The pan-European FTSEurofirst 300 index was down 0.9 per cent versus 2.9 per cent before the cuts. Tokyo's Nikkei share average , which closed long before the central bank moves, plummeted 9.4 per cent.

Government debt prices jumped on the overall equity selloff and investors snatched anything resembling stability, such as gold which rose 1.4 per cent and the low-yielding Japanese yen.

"It's helpful," said Jim Awad, chairman of W.P. Stewart & Co, referring to the concerted moved by central banks. "It's a happy constructive event. It's part of a process, but it's not sufficient."
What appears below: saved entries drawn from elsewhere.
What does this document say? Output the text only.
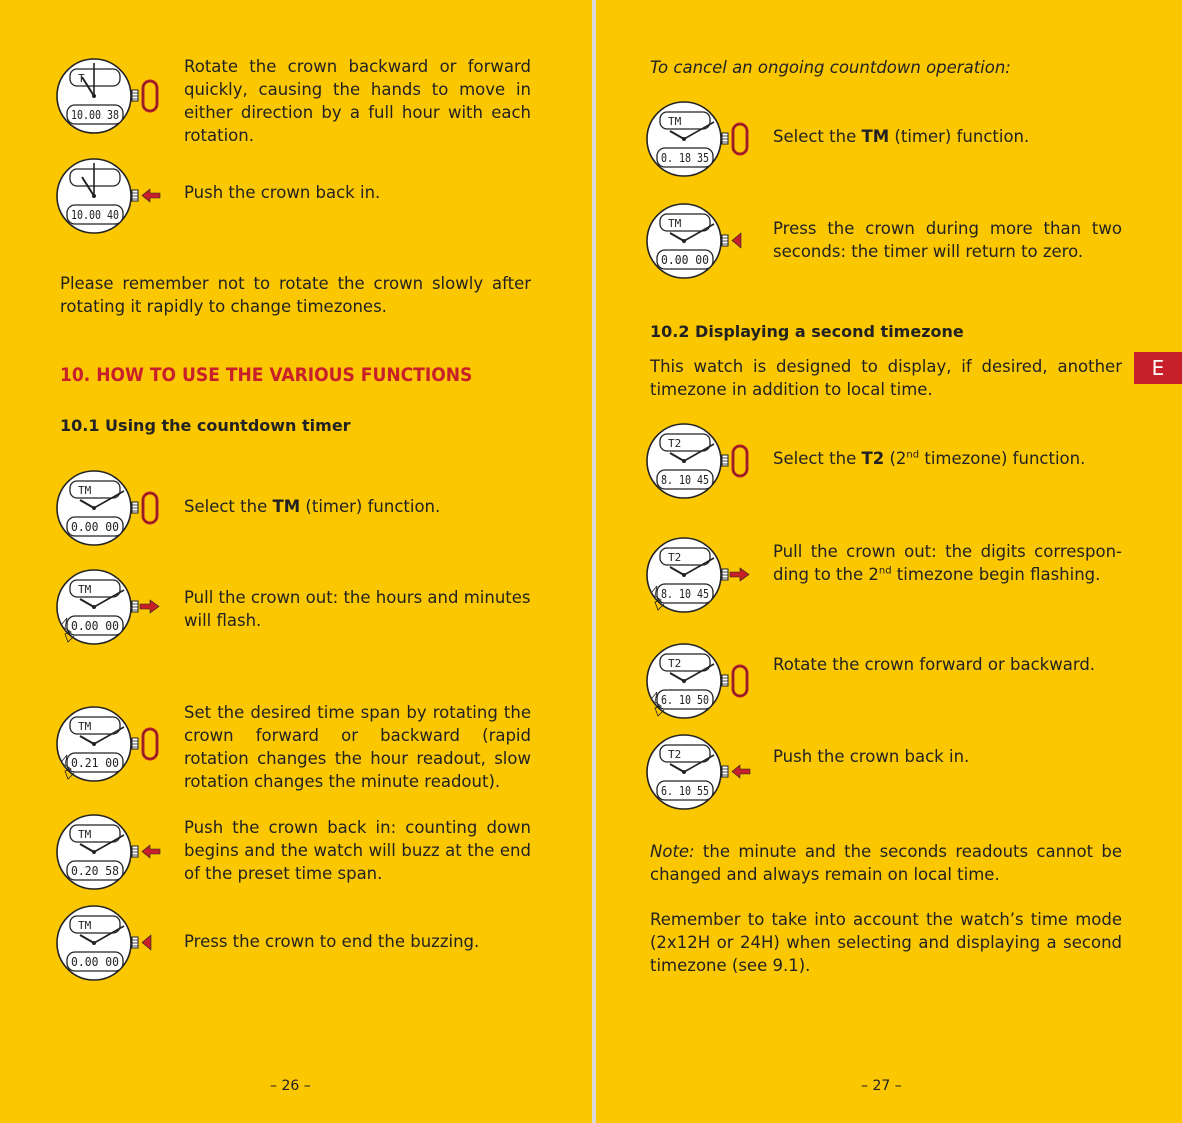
Rotate the crown backward or forward quickly, causing the hands to move in either direction by a full hour with each rotation.
Push the crown back in.
Please remember not to rotate the crown slowly after rotating it rapidly to change timezones.
10. HOW TO USE THE VARIOUS FUNCTIONS
10.1 Using the countdown timer
Select the TM (timer) function.
Pull the crown out: the hours and minutes will flash.
Set the desired time span by rotating the crown forward or backward (rapid rotation changes the hour readout, slow rotation changes the minute readout).
Push the crown back in: counting down begins and the watch will buzz at the end of the preset time span.
Press the crown to end the buzzing.
– 26 –
To cancel an ongoing countdown operation:
Select the TM (timer) function.
Press the crown during more than two seconds: the timer will return to zero.
10.2 Displaying a second timezone
This watch is designed to display, if desired, another timezone in addition to local time.
Select the T2 (2nd timezone) function.
Pull the crown out: the digits correspon-ding to the 2nd timezone begin flashing.
Rotate the crown forward or backward.
Push the crown back in.
Note: the minute and the seconds readouts cannot be changed and always remain on local time.
Remember to take into account the watch’s time mode (2x12H or 24H) when selecting and displaying a second timezone (see 9.1).
– 27 –
E
T
10.00 38
10.00 40
TM
0.00 00
TM
0.00 00
TM
0.21 00
TM
0.20 58
TM
0.00 00
TM
0. 18 35
TM
0.00 00
T2
8. 10 45
T2
8. 10 45
T2
6. 10 50
T2
6. 10 55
The rate cuts were just part of efforts by various authorities to inject calm and money into the battered financial system.

Britain unveiled a multibillion pound rescue package for British banks that included plans to inject up to £50 billion ($87.84 billion) of government money into the country's biggest operators.

It was designed to offer banks short-term liquidity, make new capital available and give the banking system enough funds to maintain lending in the medium-term.

Investors had been calling for rate cuts before Wednesday's move. Some now say they want more.

"Where we go from now for rates is unclear, and we should suggest that rates should probably come down again," said Philip Shaw, economist at Investec.

The losses on stock markets this week have been huge.

MSCI's world index, a gauge which many investors use to judge their performance has already lost around 10 per cent since Friday's close and is on track for its worst week in the 20 years it has been in its current form.